During her time with a Malaysian carrier, flight attendant Dominique Choe had always worn her uniform – a brightly hued skirt and jacket – with a sense of pride. Thus, when a politician made comments recently about how revealing some local airline uniforms are, she was not pleased.
“This is subjective. I think our local airline uniforms are carrying out their respective airline’s image well,” says Choe, 27.
Tumpat PAS lawmaker Datuk Che Abdullah Mat Nawi had asked Transport Minister Anthony Loke to comment on whether the minister felt that uniforms of Malaysian flight attendants were too revealing, compared to their international counterparts.
Loke responded by saying: “If you think it is revealing, then don’t look at the air stewardesses.” He added that there are no plans thus far by the Government to amend policies related to the uniforms of flight attendants.

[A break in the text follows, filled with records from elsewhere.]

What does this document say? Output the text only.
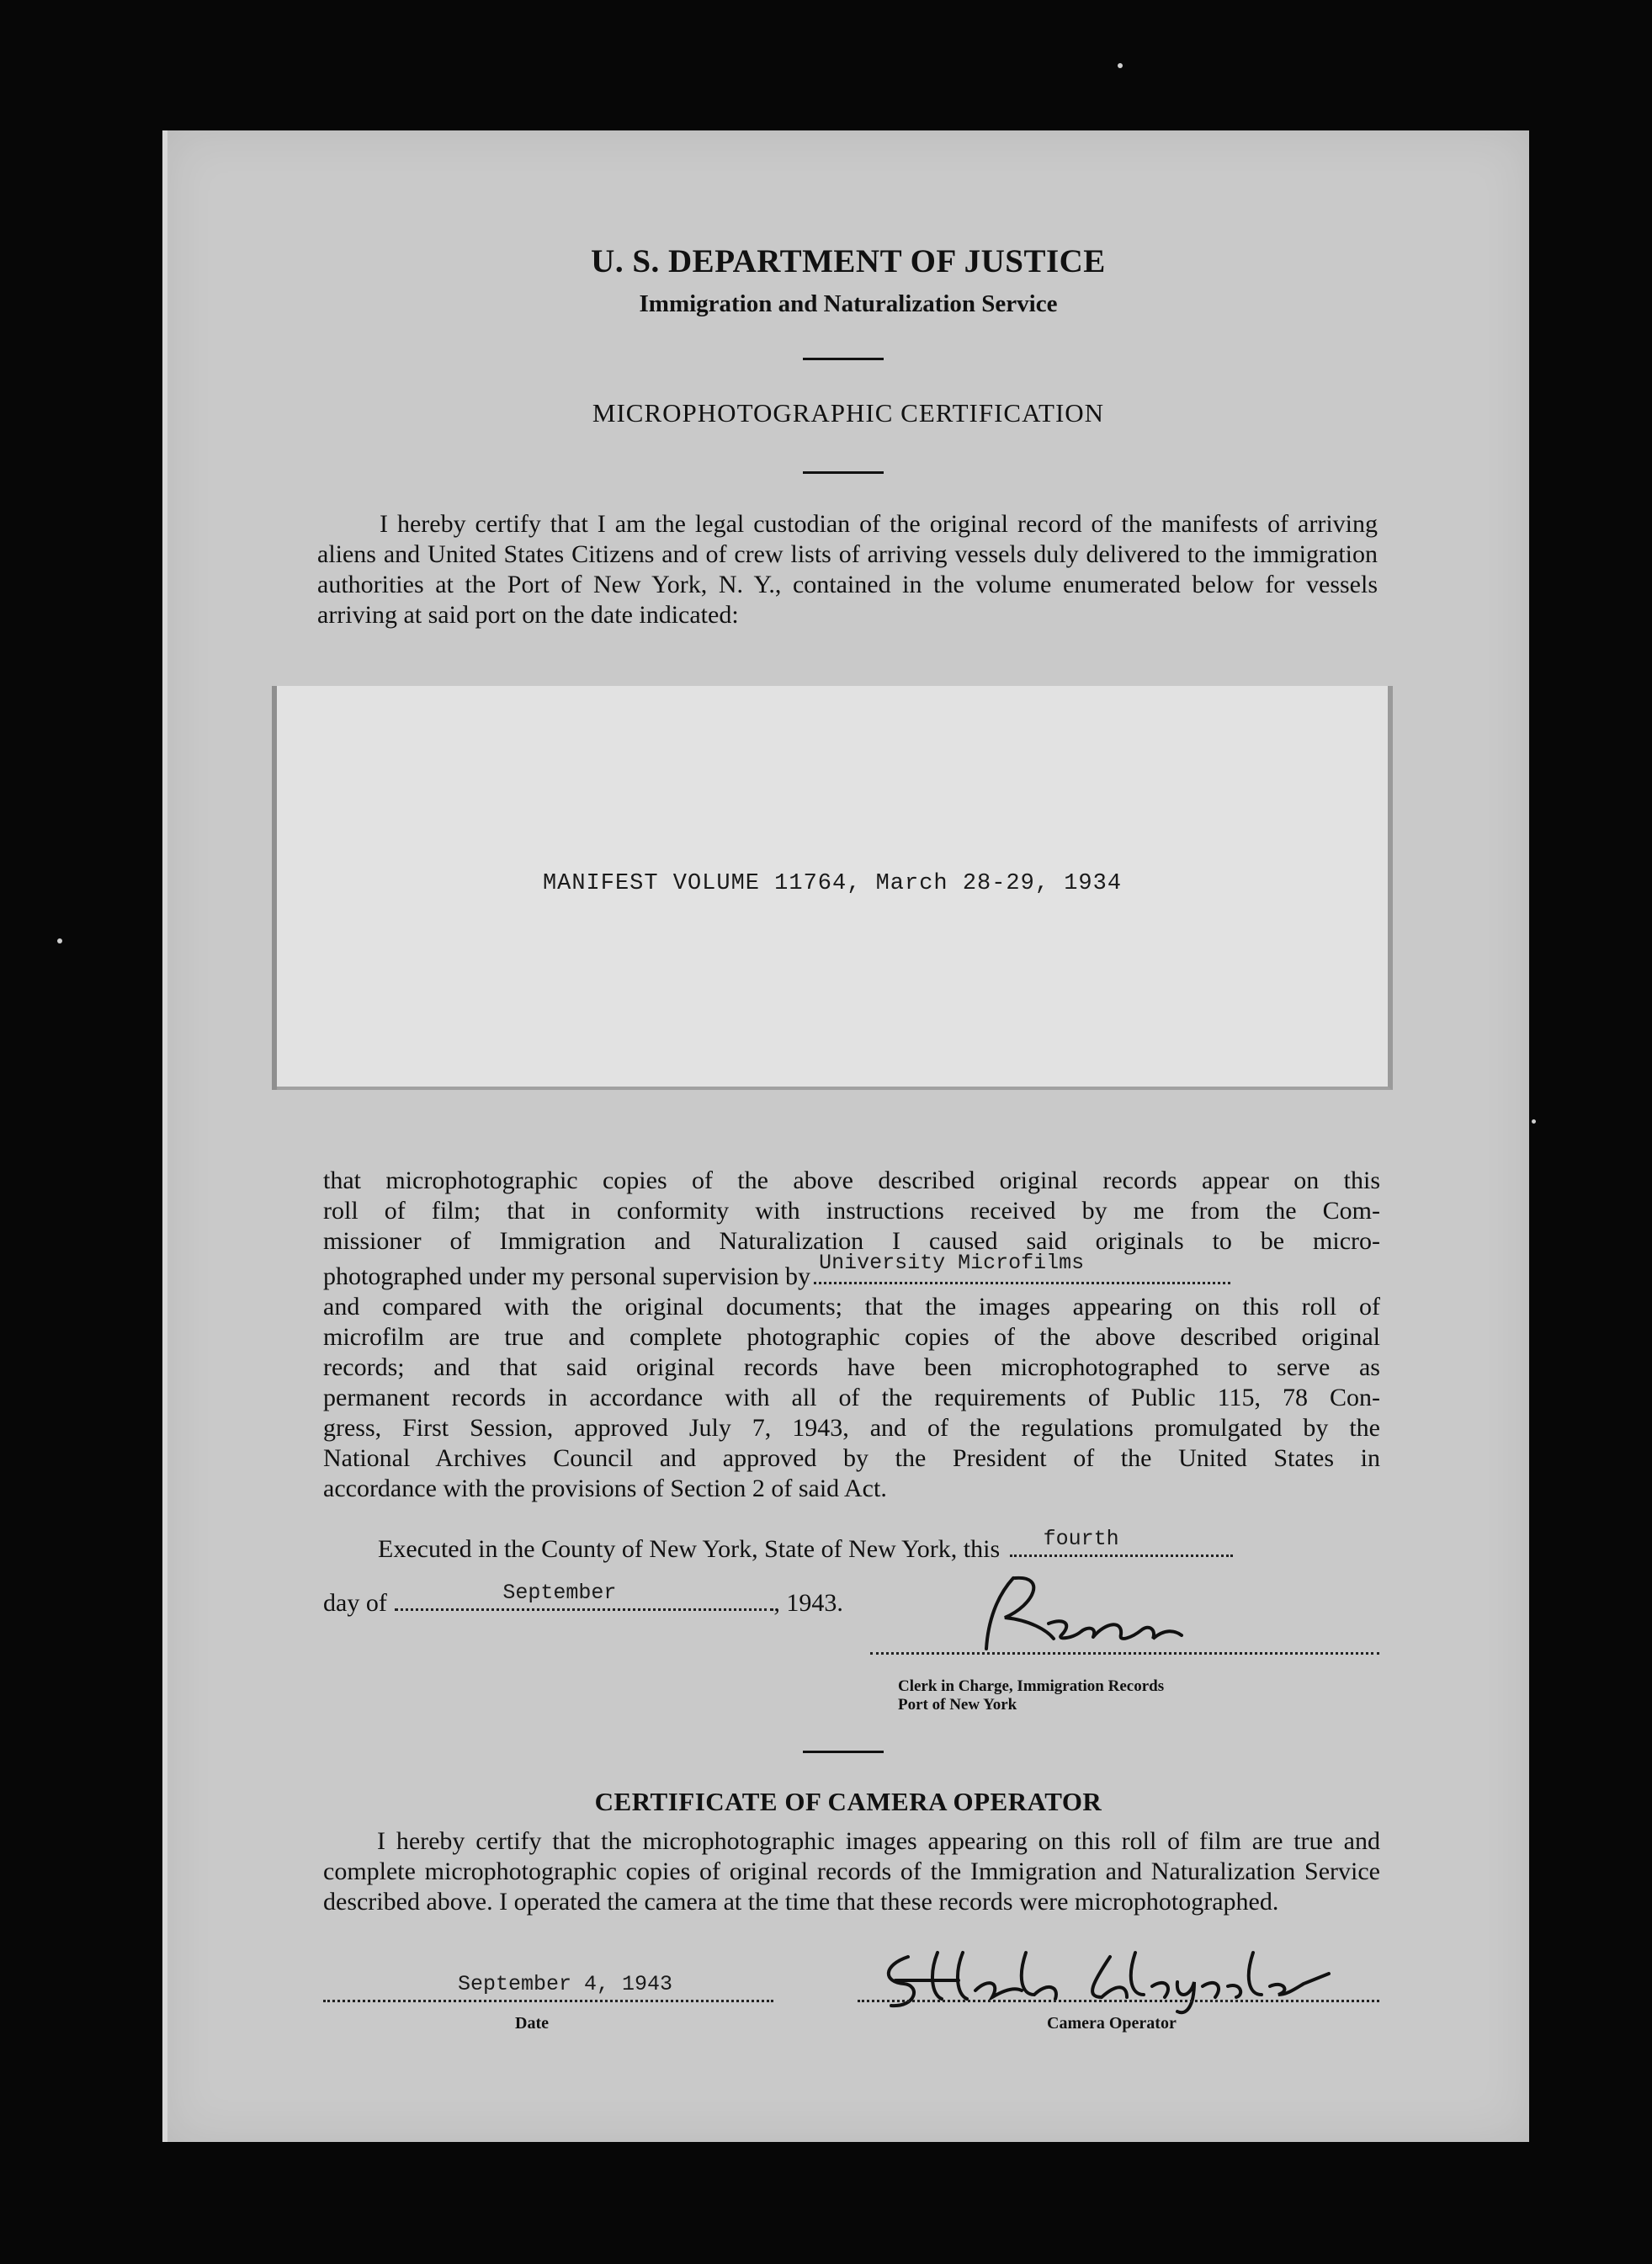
U. S. DEPARTMENT OF JUSTICE
Immigration and Naturalization Service
MICROPHOTOGRAPHIC CERTIFICATION
I hereby certify that I am the legal custodian of the original record of the manifests of arriving aliens and United States Citizens and of crew lists of arriving vessels duly delivered to the immigration authorities at the Port of New York, N. Y., contained in the volume enumerated below for vessels arriving at said port on the date indicated:
MANIFEST VOLUME 11764, March 28-29, 1934
that microphotographic copies of the above described original records appear on this
roll of film; that in conformity with instructions received by me from the Com-
missioner of Immigration and Naturalization I caused said originals to be micro-
photographed under my personal supervision by University Microfilms
and compared with the original documents; that the images appearing on this roll of
microfilm are true and complete photographic copies of the above described original
records; and that said original records have been microphotographed to serve as
permanent records in accordance with all of the requirements of Public 115, 78 Con-
gress, First Session, approved July 7, 1943, and of the regulations promulgated by the
National Archives Council and approved by the President of the United States in
accordance with the provisions of Section 2 of said Act.
Executed in the County of New York, State of New York, this fourth
day of	September	, 1943.
Clerk in Charge, Immigration Records
Port of New York
CERTIFICATE OF CAMERA OPERATOR
I hereby certify that the microphotographic images appearing on this roll of film are true and complete microphotographic copies of original records of the Immigration and Naturalization Service described above. I operated the camera at the time that these records were microphotographed.
September 4, 1943
Date	Camera Operator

Choe, who has eight years of experience as cabin crew, served with a local airline for the first three years of her career between 2010 and 2013. She currently flies with Saudia (Saudi Arabian Airlines) and wears a jacket and pants paired with a hat and scarf for work.
“My old uniform is still my favourite,” she says with a laugh, adding that it is important for an airline to reflect the culture of its home country.
“The cabin crew uniform should always represent the image of the airline. For example, Malaysia Airlines has been using the kebaya as their uniform to represent our national airline for years. This is an icon that people can easily recognise around the world,” she offers.
Choe adds that she never felt or was made to feel uncomfortable while she was wearing her former uniform.
“I believe when you love what you’re wearing, it gives you the confidence from the inside out,” she says. Choe notes that the professional training received helped her conduct herself professionally while in uniform.
“Of course, there are guidelines to be followed. Female flight attendants are required to change their high heel uniform shoes to flat cabin shoes once they reach the aircraft. Also, the skirt cannot be too short,” she explains.
Soraya Mustafa, 25, says she has never received any negative remarks from passengers throughout her five years with a local airline. She adds that she feels comfortable whenever she dons her uniform.
“It has been designed for maximum comfort and the convenience of the crew to perform their duties. The uniform does not hinder me from performing any duties and that’s that,” she says.
As a Muslim woman, Soraya says the matter of modesty is between oneself and the Almighty.
“All crew hired by our local airlines are well-informed of the uniform’s design beforehand. Some issues with designs are mostly petty and is not because of practical issues,” she shares.
Stressing that some people need to “stop creating issues out of nonsense”, Soraya says it’s impossible to please everyone.
“Once in a while, these people need to walk in someone else’s shoes too,” she adds.
Meanwhile, another flight attendant, who only wishes to be known as The Girl In Sarong Kebaya, says she is extremely proud of her uniform, which is a, well, sarong kebaya.
“On many occasions, I have received random compliments from strangers in different airports or hotels. Some even ask for a photograph. Parents love to ask their kids to grab a photo with us (flight attendants).
“It also makes me feel very confident as the form-fitting uniform really enhances our image yet is not too revealing as most of the skin is covered. When we are walking in a group in any foreign airport, we do catch a lot of attention mainly because of our kebaya,” she says.
The 30-year-old flight attendant also reveals that her uniform was designed for easy movement should there be any eventualities.
“Each year we have a (refresher) training session where each female cabin crew will have to jump into the pool, swim and rescue our buddy while dressed in the kebaya. So it is both elegant and functional at the same time,” she reveals.
Above all, she says that being in her uniform spurs her on to carry the country’s image in a good light.
“We are encouraged to carry ourselves with pride and dignity, for instance to walk elegantly, talk softly and not laugh too loudly in public,” she concludes.
Some names have been changed for anonimyty.